Conto de Mariel Reis
Matrícula
1. Meu avô, comerciante, com razoável nível de
escolaridade, referia-se à escola como um balcão de ensino. Parecia
desmerecê-la em seu comentário, o que não era verdade. A seu tempo e lugar
geográfico, as escolas públicas eram raras ou mesmo inexistentes. As classes
mais abastadas, em geral os negociantes, matriculavam seus filhos em
instituições particulares administradas por uma irmandade religiosa ligada à
Igreja Católica cujos proventos cobrados pela educação revertiam-se em obras
para os mais pobres e à própria igreja.
2. Estávamos os dois, numa madrugada fria, em uma
fila interminável para a matrícula estudantil, sentados em cadeiras de praia e
conversávamos sobre a necessidade de me desasnar. Levávamos uma garrafa térmica
com café, uma lancheira com sanduíches, preparados na véspera e um livro lido
por ele em todo lugar cujo assunto não era dividido comigo -, ocupado por
revistas em quadrinhos apropriadas à minha idade. Ele me olha comprido e,
interrompendo minha leitura, tasca a pergunta: “Não é, pequeno, uma violência a
escola?”.
3. A minha escola primária era acanhada, com um
retalho de pátio. O uniforme pinicava e lá uma coisa errada: todos pareciam deprimidos.

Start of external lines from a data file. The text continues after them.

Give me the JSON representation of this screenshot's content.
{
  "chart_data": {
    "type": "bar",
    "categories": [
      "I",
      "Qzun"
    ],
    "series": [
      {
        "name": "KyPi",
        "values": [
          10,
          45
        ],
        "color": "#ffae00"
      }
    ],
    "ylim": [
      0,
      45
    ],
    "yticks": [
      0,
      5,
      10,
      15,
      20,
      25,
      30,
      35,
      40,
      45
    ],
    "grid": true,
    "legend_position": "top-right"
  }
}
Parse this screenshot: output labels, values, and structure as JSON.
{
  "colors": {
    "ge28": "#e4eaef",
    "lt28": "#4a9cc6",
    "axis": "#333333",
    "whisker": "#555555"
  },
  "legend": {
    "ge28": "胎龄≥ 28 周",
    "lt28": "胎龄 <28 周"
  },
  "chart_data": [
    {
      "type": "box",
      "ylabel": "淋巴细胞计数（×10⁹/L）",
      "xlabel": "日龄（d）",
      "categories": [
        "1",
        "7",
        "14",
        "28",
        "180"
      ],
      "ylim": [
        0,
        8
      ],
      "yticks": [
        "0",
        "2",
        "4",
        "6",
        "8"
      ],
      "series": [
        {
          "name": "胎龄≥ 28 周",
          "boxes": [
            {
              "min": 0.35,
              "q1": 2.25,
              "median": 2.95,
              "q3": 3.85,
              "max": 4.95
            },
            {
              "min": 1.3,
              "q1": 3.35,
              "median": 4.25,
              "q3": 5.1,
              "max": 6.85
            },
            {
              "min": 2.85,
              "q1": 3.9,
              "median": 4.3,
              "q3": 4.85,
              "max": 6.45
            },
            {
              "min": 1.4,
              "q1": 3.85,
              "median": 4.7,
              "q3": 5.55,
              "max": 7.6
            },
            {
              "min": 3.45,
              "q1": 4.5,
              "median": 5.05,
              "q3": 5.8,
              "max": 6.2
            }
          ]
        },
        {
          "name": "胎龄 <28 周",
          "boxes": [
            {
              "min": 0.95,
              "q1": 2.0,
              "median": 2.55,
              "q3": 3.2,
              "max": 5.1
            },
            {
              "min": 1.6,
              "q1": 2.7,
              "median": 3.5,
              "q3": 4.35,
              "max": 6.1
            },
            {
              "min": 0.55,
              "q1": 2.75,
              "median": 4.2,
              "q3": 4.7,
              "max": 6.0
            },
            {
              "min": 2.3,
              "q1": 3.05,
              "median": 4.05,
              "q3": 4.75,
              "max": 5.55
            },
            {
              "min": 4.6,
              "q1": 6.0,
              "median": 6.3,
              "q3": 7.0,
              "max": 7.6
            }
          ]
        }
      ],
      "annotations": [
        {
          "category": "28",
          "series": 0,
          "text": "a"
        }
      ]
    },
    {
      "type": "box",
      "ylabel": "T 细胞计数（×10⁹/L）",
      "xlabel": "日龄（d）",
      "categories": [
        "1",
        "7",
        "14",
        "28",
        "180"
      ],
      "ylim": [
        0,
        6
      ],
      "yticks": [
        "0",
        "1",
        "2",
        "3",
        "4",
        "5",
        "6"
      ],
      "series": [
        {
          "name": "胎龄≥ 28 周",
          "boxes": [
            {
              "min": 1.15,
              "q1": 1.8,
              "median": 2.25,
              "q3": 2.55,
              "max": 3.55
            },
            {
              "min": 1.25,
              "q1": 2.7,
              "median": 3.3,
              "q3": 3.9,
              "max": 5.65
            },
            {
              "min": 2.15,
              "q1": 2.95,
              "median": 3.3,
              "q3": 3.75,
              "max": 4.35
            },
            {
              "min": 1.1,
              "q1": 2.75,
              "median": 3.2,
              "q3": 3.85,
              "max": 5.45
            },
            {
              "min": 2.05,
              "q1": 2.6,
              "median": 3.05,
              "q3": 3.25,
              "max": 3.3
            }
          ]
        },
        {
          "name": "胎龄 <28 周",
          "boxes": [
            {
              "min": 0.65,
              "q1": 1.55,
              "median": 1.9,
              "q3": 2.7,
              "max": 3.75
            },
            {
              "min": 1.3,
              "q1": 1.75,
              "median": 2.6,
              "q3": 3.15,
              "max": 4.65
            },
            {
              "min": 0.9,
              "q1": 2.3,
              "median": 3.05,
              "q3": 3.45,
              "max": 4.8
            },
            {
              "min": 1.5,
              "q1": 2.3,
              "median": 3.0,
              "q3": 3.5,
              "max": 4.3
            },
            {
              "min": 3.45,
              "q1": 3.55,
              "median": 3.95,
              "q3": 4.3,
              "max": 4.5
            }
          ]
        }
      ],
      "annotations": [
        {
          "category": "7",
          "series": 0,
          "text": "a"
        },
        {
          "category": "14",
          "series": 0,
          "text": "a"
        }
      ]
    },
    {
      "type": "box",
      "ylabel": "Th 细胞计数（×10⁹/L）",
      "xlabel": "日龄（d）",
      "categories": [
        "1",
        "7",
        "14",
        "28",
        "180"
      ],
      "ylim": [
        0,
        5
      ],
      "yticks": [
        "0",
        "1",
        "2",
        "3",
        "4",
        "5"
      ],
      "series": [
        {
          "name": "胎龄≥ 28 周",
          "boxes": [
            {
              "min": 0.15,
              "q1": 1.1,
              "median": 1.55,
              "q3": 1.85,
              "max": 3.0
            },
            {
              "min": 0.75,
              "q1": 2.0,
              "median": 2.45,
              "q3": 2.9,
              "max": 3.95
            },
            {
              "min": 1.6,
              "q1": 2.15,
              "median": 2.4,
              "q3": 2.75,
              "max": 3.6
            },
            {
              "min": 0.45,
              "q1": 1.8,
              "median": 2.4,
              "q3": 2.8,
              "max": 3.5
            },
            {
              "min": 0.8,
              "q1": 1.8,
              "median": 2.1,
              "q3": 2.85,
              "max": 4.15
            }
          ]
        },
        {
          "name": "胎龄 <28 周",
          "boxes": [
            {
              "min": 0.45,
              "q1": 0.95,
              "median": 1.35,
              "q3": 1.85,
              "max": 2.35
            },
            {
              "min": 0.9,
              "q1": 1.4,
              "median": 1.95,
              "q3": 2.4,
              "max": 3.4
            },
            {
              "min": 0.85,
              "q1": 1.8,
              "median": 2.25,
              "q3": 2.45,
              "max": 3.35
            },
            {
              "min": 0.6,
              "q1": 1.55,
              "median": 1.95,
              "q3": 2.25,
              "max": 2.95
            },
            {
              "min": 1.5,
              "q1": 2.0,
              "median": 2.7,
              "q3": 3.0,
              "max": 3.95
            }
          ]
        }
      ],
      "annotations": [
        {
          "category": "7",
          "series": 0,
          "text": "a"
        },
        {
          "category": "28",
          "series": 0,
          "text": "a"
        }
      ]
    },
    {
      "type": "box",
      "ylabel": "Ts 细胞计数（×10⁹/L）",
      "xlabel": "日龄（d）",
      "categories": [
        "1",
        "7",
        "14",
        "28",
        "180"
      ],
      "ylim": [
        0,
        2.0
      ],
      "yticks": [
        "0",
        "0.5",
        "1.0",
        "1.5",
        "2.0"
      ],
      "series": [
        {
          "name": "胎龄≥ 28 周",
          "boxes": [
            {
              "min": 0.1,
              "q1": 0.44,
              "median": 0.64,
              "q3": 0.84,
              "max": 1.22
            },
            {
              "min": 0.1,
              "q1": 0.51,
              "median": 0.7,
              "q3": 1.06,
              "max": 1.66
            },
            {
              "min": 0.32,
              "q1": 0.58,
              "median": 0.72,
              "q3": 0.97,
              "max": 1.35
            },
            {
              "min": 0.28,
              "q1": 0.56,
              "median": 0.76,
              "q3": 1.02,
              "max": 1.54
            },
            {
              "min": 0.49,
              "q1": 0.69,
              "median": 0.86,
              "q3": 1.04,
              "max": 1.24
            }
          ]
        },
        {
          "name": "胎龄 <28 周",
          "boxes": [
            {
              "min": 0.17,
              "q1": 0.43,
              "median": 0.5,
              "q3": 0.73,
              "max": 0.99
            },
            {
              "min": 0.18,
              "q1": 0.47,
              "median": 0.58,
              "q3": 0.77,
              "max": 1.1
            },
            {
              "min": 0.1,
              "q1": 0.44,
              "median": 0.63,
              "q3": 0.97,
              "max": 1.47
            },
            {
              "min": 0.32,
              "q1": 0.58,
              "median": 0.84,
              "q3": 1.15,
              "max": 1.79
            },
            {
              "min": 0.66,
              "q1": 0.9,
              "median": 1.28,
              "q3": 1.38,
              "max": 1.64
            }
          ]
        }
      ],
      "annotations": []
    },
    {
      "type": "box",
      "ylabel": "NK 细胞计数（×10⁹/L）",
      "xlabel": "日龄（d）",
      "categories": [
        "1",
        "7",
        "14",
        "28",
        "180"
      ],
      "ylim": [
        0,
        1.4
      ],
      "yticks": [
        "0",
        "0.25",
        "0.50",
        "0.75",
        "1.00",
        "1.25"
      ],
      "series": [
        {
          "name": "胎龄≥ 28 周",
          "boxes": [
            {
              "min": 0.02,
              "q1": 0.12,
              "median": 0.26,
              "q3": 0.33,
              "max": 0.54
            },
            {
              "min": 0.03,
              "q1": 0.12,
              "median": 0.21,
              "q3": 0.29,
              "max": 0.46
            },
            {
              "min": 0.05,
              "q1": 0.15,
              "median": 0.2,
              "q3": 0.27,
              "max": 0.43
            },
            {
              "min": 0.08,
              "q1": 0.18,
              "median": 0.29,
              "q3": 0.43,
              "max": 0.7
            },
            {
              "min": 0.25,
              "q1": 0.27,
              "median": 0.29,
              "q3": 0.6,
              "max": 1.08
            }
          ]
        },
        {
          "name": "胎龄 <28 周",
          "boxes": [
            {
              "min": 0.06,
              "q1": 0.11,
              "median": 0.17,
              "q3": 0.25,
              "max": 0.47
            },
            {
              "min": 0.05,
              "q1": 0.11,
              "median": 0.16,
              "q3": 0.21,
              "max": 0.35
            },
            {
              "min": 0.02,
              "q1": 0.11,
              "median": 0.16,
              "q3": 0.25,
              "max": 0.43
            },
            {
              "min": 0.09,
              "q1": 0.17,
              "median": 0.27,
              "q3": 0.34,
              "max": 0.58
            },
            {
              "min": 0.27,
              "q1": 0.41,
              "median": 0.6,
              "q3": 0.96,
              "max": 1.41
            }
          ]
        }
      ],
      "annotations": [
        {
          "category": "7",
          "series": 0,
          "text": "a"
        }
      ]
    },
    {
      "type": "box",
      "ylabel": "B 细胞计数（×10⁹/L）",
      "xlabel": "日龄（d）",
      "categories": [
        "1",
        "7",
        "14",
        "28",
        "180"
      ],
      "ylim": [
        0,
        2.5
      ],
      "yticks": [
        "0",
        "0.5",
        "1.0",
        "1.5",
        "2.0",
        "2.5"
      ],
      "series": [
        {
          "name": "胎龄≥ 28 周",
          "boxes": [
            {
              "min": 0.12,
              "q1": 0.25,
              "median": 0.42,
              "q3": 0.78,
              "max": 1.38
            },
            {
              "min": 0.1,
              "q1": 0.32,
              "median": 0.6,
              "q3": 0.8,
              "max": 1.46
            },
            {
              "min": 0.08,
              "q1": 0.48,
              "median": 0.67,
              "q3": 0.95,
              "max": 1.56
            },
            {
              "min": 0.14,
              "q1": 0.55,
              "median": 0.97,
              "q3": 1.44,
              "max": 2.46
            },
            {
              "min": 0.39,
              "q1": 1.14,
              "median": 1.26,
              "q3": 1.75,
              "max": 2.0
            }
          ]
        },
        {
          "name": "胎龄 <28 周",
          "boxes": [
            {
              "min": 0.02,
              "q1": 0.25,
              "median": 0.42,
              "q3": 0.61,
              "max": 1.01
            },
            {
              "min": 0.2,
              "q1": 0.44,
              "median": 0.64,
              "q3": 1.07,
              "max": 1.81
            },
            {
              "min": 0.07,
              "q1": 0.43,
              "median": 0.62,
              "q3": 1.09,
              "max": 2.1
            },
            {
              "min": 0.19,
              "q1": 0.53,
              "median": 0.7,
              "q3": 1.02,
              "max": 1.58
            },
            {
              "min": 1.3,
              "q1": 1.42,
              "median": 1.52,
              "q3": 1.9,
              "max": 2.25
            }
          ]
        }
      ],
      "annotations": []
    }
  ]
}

As primeiras letras aprendidas em casa, ministradas por meu avô. Sempre severo,
sem tolerância com o erro. A cartilha me entrou toda no cérebro, acompanhada da
tabuada, com rapidez. Evitava altercações com meu educador que, toda vez, me
punia com o oitão da parede. Sentado em banco alto, repetia toda a lição
perdida. Meu avô, com o passar do tempo, suavizara-se, bania de si o travo
amargurado da disciplina jesuítica.
4. “Então, pequeno, não é uma violência?” Repetia
a pergunta. Amanhecia. Os portões da escola fechados, embora um ou outro
funcionário, desembarcado da condução, se conduzisse para o desjejum na padaria
quase defronte. O livrinho lido por meu avô parecia tê-lo reformado quanto a
violência da educação recebida nos bancos escolares. Parecia odiá-la.
Serviu-lhe durante muito tempo, não negava, essa educação, mas o destempero das
violações e das imposições sofridas para a
correção do espírito tornava o educandário um calabouço ou coisa pior.
5. Um menino lerdo de sono alegrava-se com a
retirada das correntes do portão. A escola abria e a fila agitava-se. As
cadeiras de armar recolhidas sob a vigilância do sol forte da manhã - dissipava
o resto de trevas. “Aquele ali parece se comprazer com o torniquete que
levará”, disse meu avô, sombrio. Olhava meu único documento – minha certidão de
nascimento; uma embalagem com três pequenas fotografias tiradas no lambe-lambe.
Subia-me um discreto otimismo, tomando meu rosto.
6. Comemos os sanduíches e tomamos o café. “Não
me parece disposto a largar de mão a besteira, não é, pequeno?”, ele indagava.
Como largar de mão a besteira? A ideia se me meteu irremediável à cabeça, nem
por ferro parecia possível tirá-la de lá. “É o último apelo que lhe faço antes
da forca…”, anunciou. E já o patíbulo. Não me convencia da execução ou da
tortura. Diante da secretaria, com a papelada em mãos, quase na minha vez, o
menino à minha frente parecia matriculado num internato, mostrava-se abatido
por perder a infância entre árvores mortas e sem frutos – as carteiras e
cadeiras – do que aproveitá-la entre a sombra fresca e o sumarento das frutas.
7. E diante do verdugo, em minha imolação,
titubeei; entretanto me foi impossível. Os olhos de meu algoz tão verdes, uns olhos de verde-mar, submergiram meu
espírito para a cidade dos afogados...Ó Nossa Senhora dos Afogados, gemi
contrito. Meu avô resignou-se quanto a minha escolha, observando nossa
interlocutora de voz suave e gestos pausados que explicava o objetivo da
instituição nela personificada. “Pode ser que o diabo não esteja mais por aqui, pequeno”, pôs as
mãos em meus ombros. “Ou que ele, em suas artimanhas, tenha ficado mais
bonito”, completou. “Ainda há tempo…”.